Пьер не замечает, что спичка, зажатая между пальцами, догорает, — от
боли он трясет рукой, морщится и ругается. Мишель улыбается — она довольна
тем, что может говорить о чем-либо другом. Когда она встает, чтобы принести
фрукты, Пьер закуривает и затягивается, словно поперхнувшись, задерживает
дыхание, прокашливается, но потом все проходит. Всему можно найти
объяснение, если его искать, сколько же раз Мишель упоминала Ангьен в кафе,
но сначала эти слова кажутся маловажными и легко забываются до поры до
времени, а потом становятся сном или фантастическими видениями. Персик, но
без кожуры. Очень-очень жаль, но женщины всегда чистили персики для него, и
у Мишель нет причины быть исключением.
— Женщины, если они чистили тебе персики, были такие же дурочки, как и
я. А ты лучше бы смолол кофе.
— Значит, ты жила в Ангьене, — говорит Пьер, глядя на руки Мишель с
некоторой брезгливостью: это чувство возникает у него всякий раз, когда
кто-либо чистит фрукты. — Чем занимался твой предок в войну?

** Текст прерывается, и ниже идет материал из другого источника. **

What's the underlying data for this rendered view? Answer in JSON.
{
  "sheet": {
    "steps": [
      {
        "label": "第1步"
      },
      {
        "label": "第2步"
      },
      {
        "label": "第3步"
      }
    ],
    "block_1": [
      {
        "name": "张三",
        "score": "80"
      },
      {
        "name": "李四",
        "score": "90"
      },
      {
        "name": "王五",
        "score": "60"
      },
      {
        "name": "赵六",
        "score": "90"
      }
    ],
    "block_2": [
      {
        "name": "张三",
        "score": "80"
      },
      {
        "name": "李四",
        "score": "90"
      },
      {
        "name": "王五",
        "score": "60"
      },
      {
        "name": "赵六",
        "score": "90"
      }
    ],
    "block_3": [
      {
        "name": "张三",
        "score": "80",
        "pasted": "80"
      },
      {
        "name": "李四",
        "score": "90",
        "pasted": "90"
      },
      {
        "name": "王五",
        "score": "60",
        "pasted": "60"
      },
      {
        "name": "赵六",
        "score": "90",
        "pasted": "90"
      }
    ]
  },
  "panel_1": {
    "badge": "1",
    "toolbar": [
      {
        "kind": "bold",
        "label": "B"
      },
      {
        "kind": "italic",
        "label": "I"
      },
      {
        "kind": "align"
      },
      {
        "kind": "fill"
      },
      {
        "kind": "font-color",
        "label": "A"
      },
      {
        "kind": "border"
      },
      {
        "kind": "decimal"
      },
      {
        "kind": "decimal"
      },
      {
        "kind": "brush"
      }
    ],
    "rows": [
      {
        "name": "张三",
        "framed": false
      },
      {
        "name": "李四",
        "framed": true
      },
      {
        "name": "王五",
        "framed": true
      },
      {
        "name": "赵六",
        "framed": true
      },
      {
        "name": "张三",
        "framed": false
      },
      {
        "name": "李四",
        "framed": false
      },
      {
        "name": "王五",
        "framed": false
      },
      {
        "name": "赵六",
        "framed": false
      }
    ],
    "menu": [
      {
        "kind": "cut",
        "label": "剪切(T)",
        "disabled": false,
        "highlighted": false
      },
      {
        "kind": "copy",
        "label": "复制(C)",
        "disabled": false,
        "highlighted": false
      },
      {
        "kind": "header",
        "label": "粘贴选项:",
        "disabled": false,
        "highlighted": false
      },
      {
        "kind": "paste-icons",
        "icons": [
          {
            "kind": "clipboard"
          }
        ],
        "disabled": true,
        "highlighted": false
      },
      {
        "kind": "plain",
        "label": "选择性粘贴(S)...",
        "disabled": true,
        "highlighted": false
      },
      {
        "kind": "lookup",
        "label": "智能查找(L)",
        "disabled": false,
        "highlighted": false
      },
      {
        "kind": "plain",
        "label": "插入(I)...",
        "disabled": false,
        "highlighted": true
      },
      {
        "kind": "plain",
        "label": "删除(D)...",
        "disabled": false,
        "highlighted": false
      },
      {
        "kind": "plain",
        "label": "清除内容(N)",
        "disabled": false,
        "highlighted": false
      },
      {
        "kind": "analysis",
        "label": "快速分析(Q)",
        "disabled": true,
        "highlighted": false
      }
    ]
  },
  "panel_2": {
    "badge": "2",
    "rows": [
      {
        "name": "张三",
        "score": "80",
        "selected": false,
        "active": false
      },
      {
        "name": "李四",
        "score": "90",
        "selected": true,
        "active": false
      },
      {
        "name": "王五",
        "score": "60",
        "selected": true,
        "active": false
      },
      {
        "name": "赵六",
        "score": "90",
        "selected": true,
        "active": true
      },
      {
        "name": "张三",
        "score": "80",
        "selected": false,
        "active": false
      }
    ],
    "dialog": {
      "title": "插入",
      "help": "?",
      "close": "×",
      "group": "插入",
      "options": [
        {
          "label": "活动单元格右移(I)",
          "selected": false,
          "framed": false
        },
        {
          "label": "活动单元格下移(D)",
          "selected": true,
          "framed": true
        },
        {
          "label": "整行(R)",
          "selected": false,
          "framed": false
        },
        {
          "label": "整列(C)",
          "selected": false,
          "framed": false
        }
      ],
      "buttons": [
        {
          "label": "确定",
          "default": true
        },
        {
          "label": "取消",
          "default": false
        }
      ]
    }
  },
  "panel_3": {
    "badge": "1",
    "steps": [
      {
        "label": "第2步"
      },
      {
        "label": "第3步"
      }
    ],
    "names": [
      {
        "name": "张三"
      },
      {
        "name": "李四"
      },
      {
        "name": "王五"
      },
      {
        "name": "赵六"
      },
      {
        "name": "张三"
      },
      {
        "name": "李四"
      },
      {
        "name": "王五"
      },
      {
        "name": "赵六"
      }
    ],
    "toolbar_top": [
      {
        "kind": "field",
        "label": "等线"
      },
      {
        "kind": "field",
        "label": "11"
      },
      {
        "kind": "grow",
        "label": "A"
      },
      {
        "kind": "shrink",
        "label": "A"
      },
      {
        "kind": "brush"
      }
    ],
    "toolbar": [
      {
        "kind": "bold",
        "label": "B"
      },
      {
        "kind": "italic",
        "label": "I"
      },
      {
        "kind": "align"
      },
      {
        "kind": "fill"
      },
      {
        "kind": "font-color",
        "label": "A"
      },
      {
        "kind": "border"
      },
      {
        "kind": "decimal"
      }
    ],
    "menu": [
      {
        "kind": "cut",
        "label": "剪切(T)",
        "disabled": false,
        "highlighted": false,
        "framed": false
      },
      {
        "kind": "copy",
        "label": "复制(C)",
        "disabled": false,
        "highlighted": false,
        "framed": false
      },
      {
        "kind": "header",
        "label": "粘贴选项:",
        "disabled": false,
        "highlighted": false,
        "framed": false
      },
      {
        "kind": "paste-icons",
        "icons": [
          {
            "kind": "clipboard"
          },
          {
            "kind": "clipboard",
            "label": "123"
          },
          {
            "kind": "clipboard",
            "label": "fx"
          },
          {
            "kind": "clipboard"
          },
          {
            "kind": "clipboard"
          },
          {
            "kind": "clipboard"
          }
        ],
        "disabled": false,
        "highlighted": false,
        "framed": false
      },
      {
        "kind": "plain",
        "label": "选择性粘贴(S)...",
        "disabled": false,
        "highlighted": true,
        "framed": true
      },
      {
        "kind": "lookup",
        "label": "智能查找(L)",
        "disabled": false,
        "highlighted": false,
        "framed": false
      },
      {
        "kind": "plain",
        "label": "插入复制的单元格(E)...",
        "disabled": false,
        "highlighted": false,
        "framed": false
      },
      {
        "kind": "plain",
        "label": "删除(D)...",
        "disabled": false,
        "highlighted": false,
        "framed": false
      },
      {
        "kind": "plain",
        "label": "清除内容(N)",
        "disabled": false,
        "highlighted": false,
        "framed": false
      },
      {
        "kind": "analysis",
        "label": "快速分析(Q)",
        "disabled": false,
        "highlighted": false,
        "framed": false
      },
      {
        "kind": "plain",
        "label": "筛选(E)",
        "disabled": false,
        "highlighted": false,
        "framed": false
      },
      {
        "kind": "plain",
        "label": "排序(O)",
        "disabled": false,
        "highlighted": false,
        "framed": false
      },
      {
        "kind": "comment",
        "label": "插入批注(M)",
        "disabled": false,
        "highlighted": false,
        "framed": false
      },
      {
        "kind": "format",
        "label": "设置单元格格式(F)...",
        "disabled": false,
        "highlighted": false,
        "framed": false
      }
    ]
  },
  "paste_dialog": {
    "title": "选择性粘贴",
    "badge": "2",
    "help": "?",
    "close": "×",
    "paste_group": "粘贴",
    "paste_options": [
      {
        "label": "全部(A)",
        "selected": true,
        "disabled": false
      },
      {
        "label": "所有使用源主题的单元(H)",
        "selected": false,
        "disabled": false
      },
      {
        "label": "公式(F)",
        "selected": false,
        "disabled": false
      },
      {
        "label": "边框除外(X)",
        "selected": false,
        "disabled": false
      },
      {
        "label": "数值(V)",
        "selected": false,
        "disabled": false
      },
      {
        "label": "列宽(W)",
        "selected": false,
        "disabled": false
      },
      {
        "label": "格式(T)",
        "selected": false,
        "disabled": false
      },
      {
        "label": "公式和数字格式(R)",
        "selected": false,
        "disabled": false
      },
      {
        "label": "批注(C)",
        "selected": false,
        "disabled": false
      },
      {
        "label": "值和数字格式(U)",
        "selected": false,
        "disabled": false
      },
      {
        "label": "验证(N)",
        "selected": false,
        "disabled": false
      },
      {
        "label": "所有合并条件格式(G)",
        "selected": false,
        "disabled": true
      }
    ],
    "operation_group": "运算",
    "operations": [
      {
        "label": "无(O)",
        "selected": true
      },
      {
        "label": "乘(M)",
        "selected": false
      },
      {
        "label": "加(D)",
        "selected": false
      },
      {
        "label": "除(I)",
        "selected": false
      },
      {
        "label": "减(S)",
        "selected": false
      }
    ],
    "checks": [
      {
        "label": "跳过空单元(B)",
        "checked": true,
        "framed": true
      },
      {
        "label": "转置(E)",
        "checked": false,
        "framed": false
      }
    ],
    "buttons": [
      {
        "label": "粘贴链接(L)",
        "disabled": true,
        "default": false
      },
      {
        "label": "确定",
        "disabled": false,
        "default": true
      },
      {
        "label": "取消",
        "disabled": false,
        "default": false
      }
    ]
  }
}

— А, не такими уж и значительными делами. Мы жили, ожидая, что все
рухнет в одночасье.
— Вас немцы никогда не беспокоили?
— Нет, — отвечает Мишель, поворачивая персик влажными пальцами.
— Ты впервые говоришь мне, что вы жили в Ангьене.
— Не люблю говорить о том времени, — возражает Мишель.
— Но когда-то, вероятно, говорила, — заметил Пьер. — Не знаю откуда,
но мне известно, что ты жила в Ангьене.
Персик падает в тарелку, и кусочки кожуры вновь пристают к мякоти.
Мишель очищает персик ножом, а на Пьера снова накатывает брезгливость: он
начинает вращать кофемолку изо всех сил. Почему она ничего ему не говорит?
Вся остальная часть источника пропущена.